In the UK, common grounds for challenging a will include lack of testamentary capacity, suggesting the testator didn’t fully comprehend their actions. Another reason could be undue influence, where the testator was coerced when writing their will. Additionally, proven claims of fraud or forgery can invalidate a will. Improper execution, such as not meeting witnessing requirements, can also serve as a basis for contestation.

Contesting a will means challenging its validity or the provisions within it. More detailed grounds for contesting a will are provided below:

  • Lack of testamentary capacity – The person making the will (the testator) must have had the mental capacity to understand the nature of making a will, the extent of their property, and the claims of those they are including or excluding as beneficiaries.
  • Lack of knowledge and approval – The testator must have known and approved the contents of the will. If there’s suspicion they didn’t know what was in the will when they signed it, it might be contested.
  • Undue influence – If there’s reason to believe that the testator was coerced or pressured into making the will in a particular way, it could be challenged on the grounds of undue influence.
  • Fraud or forgery – If there’s evidence to suggest that the will was fraudulently created or altered, or if the signature is believed to be forged, the will can be contested.
  • Improper execution – For a will to be valid in the UK, it must meet certain criteria under Section 9 of the Wills Act 1837. This includes being in writing, being signed by the testator (or someone else in their presence and at their direction), and being witnessed by at least two people.
  • Rectification and construction claims – If there’s an error in the will (for instance, due to a clerical error or because the testator’s instructions weren’t carried out in the way they intended), an application can be made to the court to rectify the will.
  • Claims under the Inheritance (Provision for Family and Dependants) Act 1975 – Certain individuals, such as a spouse, civil partner, child, or someone financially dependent on the deceased, can make a claim if they believe the will (or the rules of intestacy if there’s no will) doesn’t make reasonable financial provision for them.

Contentious probate refers to disputes and conflicts that arise during the administration of a deceased person’s estate.
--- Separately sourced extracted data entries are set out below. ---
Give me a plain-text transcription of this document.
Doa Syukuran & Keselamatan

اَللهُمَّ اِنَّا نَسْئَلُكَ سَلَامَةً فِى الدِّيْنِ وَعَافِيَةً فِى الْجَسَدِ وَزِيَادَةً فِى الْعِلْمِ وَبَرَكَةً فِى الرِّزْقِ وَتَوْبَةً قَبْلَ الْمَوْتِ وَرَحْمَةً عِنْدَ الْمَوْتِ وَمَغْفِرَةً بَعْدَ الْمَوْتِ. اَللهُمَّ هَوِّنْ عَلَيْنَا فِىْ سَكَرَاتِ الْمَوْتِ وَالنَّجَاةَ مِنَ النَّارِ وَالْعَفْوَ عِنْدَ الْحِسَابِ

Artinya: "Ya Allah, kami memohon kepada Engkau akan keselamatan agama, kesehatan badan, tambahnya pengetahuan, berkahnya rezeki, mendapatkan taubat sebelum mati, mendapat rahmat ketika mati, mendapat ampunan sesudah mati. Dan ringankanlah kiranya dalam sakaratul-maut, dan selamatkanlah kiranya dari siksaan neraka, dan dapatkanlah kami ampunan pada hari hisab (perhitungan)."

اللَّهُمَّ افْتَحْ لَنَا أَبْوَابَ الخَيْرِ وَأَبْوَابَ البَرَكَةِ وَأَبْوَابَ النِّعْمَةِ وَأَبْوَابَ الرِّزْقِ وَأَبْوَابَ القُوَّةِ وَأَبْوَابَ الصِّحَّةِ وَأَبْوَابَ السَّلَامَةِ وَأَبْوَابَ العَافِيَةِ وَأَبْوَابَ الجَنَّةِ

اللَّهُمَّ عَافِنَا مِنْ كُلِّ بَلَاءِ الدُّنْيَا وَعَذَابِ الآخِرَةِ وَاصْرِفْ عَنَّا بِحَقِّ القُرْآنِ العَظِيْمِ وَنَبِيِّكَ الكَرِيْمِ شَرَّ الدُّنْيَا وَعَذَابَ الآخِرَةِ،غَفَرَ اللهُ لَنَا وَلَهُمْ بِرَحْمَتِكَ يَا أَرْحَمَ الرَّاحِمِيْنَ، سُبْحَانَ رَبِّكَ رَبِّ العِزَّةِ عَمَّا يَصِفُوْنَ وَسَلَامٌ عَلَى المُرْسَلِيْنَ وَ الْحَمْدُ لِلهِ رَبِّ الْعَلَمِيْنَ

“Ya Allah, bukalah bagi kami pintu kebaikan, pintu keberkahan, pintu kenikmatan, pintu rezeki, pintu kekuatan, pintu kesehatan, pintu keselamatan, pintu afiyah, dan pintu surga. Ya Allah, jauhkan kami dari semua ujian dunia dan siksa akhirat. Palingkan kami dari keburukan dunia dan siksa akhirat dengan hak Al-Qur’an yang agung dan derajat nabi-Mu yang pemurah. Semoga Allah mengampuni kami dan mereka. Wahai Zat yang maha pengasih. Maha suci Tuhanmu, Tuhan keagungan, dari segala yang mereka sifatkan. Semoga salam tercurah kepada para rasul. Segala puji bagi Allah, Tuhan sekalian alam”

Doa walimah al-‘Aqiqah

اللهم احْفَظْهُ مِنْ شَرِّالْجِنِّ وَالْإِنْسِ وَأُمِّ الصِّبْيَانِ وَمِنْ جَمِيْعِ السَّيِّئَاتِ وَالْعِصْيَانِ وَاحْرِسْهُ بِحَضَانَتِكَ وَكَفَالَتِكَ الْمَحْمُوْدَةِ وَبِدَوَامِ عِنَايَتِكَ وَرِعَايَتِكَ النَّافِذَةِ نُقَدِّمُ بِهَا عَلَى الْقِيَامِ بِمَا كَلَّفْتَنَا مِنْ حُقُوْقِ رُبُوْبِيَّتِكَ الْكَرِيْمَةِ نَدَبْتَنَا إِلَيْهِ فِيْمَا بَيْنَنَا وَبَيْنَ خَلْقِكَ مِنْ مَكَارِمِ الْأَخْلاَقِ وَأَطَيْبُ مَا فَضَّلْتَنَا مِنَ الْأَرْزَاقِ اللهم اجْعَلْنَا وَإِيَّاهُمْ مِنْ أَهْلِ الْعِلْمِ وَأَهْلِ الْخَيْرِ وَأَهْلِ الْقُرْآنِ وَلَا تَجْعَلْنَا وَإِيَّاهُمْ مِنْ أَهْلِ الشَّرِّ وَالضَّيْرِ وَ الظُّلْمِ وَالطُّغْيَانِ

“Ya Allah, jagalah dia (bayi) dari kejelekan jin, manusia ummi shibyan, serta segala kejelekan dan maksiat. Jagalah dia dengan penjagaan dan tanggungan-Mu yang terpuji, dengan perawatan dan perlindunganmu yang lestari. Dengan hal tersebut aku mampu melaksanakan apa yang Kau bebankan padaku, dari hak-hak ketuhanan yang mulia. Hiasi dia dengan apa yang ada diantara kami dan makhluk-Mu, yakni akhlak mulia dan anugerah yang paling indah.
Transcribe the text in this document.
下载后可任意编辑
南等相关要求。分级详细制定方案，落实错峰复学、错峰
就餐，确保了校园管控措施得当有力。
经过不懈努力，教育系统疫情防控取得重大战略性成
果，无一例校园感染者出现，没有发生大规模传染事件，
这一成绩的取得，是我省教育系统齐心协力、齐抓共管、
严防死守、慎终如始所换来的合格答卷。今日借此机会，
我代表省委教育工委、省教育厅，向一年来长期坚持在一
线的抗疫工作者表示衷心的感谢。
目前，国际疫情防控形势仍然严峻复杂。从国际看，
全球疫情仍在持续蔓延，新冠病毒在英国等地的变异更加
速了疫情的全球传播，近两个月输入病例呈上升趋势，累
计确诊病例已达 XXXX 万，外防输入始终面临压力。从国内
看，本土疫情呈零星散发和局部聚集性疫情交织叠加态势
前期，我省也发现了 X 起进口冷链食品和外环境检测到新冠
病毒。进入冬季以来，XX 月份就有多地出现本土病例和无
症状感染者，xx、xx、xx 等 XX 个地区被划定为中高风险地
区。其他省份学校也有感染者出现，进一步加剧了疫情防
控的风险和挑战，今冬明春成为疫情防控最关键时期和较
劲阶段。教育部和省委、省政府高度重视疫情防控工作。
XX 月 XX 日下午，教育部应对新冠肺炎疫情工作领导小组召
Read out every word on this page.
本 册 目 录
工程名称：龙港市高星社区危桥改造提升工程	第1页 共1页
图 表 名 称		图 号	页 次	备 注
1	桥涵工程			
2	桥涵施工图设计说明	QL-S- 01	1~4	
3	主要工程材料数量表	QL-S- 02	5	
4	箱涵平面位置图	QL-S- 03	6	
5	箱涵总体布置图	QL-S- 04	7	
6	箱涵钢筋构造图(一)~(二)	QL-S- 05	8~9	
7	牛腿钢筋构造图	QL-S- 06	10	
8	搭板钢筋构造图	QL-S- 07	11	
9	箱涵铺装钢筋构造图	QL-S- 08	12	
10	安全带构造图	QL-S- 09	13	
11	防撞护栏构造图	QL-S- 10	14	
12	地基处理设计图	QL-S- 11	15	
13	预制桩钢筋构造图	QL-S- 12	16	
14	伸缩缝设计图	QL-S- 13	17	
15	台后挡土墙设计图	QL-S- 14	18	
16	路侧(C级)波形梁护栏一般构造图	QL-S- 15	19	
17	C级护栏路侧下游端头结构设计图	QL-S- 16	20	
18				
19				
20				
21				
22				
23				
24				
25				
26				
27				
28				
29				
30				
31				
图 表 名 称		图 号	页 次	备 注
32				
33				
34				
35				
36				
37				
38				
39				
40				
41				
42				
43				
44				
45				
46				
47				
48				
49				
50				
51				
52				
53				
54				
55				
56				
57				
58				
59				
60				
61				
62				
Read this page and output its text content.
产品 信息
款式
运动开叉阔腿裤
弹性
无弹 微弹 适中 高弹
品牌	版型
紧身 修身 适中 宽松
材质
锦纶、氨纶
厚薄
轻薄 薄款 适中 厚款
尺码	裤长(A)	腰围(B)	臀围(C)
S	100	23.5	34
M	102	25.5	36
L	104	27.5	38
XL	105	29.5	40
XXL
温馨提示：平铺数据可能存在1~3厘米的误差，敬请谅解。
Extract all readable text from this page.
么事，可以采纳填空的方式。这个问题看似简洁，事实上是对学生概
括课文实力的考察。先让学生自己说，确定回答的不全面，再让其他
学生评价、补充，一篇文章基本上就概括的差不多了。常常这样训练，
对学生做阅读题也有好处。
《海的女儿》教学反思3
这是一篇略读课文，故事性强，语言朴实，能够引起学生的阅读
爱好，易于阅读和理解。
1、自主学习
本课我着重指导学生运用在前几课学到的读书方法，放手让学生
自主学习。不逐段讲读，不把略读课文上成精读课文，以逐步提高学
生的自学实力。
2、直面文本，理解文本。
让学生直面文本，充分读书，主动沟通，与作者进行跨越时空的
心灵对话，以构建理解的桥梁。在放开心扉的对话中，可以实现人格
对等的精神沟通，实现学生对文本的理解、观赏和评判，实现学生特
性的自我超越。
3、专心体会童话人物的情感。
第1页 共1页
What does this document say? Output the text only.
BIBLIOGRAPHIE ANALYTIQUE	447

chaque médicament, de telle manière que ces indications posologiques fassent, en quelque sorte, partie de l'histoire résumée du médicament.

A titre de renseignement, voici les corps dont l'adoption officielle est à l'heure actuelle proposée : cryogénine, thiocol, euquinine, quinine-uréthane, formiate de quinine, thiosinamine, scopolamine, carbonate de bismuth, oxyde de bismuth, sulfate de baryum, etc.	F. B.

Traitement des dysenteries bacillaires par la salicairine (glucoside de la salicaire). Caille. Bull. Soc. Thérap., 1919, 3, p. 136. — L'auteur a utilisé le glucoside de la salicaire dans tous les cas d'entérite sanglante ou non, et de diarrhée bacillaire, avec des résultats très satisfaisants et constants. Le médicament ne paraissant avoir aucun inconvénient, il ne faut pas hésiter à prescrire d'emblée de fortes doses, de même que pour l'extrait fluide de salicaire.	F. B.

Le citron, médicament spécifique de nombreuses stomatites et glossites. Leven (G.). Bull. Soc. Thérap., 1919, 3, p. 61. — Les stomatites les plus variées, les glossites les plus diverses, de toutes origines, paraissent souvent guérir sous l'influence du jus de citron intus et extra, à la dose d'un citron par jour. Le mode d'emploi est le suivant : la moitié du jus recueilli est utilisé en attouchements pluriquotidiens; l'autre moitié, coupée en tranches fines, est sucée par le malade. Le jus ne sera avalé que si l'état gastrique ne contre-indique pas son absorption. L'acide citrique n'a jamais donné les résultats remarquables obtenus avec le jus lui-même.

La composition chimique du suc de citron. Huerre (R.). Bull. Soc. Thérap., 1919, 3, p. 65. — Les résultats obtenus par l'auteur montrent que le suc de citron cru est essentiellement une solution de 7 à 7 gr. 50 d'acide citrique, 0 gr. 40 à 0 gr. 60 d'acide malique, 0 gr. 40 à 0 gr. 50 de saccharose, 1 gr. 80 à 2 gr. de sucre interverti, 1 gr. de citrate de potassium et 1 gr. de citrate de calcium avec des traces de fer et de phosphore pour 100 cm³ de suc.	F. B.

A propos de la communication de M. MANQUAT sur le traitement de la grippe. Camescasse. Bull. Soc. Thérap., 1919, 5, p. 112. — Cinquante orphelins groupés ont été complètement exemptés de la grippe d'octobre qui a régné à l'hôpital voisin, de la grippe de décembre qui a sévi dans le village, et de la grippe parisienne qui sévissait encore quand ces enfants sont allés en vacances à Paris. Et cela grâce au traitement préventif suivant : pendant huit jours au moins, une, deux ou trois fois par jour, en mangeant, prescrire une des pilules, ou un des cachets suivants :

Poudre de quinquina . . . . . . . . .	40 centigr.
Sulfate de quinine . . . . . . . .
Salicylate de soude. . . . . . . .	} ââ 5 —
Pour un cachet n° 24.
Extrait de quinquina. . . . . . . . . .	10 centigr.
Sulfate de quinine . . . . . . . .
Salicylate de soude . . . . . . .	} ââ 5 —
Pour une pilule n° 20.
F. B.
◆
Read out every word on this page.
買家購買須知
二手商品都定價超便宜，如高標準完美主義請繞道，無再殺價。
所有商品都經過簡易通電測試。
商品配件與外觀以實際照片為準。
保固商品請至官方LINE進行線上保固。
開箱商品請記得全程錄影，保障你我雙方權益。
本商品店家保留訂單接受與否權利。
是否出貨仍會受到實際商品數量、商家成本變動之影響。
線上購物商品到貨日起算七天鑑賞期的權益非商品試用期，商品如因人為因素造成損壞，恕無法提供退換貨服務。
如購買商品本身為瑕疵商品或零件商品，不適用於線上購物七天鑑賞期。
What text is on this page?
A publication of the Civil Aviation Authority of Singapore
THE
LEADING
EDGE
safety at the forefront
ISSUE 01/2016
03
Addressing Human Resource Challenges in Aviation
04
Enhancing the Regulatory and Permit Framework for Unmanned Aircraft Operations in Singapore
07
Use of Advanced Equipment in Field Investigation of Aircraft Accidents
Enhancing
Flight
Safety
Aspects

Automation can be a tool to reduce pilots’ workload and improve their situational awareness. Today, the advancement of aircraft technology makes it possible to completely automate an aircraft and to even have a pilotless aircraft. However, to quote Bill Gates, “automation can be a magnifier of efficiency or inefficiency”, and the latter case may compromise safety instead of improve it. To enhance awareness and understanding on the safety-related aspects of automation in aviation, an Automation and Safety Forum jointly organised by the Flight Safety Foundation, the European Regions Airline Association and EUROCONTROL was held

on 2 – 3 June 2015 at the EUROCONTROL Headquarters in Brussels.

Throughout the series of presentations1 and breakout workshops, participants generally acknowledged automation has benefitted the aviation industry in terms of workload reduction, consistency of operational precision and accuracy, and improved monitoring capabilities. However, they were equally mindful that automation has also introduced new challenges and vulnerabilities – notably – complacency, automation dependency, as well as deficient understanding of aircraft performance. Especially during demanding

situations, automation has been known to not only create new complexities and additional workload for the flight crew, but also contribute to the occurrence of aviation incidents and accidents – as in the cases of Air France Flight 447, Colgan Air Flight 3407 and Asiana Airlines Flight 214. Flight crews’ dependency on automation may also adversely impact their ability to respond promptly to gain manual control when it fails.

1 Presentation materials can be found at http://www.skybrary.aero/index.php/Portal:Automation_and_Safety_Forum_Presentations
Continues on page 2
These disputes can involve issues such as the validity of a will, claims of undue influence or lack of mental capacity, disputes over the distribution of assets, or challenges to the appointment of executors or administrators.

Potential issues might encompass:

  • Disagreements regarding asset valuation
  • Difficulties in interpreting the will’s terms
  • Managing probate in the absence of a will
  • Addressing an executor’s improper handling of the estate
  • Conflicts among beneficiaries

Disputes between trustees and beneficiaries typically arise when there is a disagreement or conflict regarding the administration of a trust. This can include issues related to the distribution of assets, investment decisions, accounting, breach of fiduciary duty, or interpretation of the trust terms.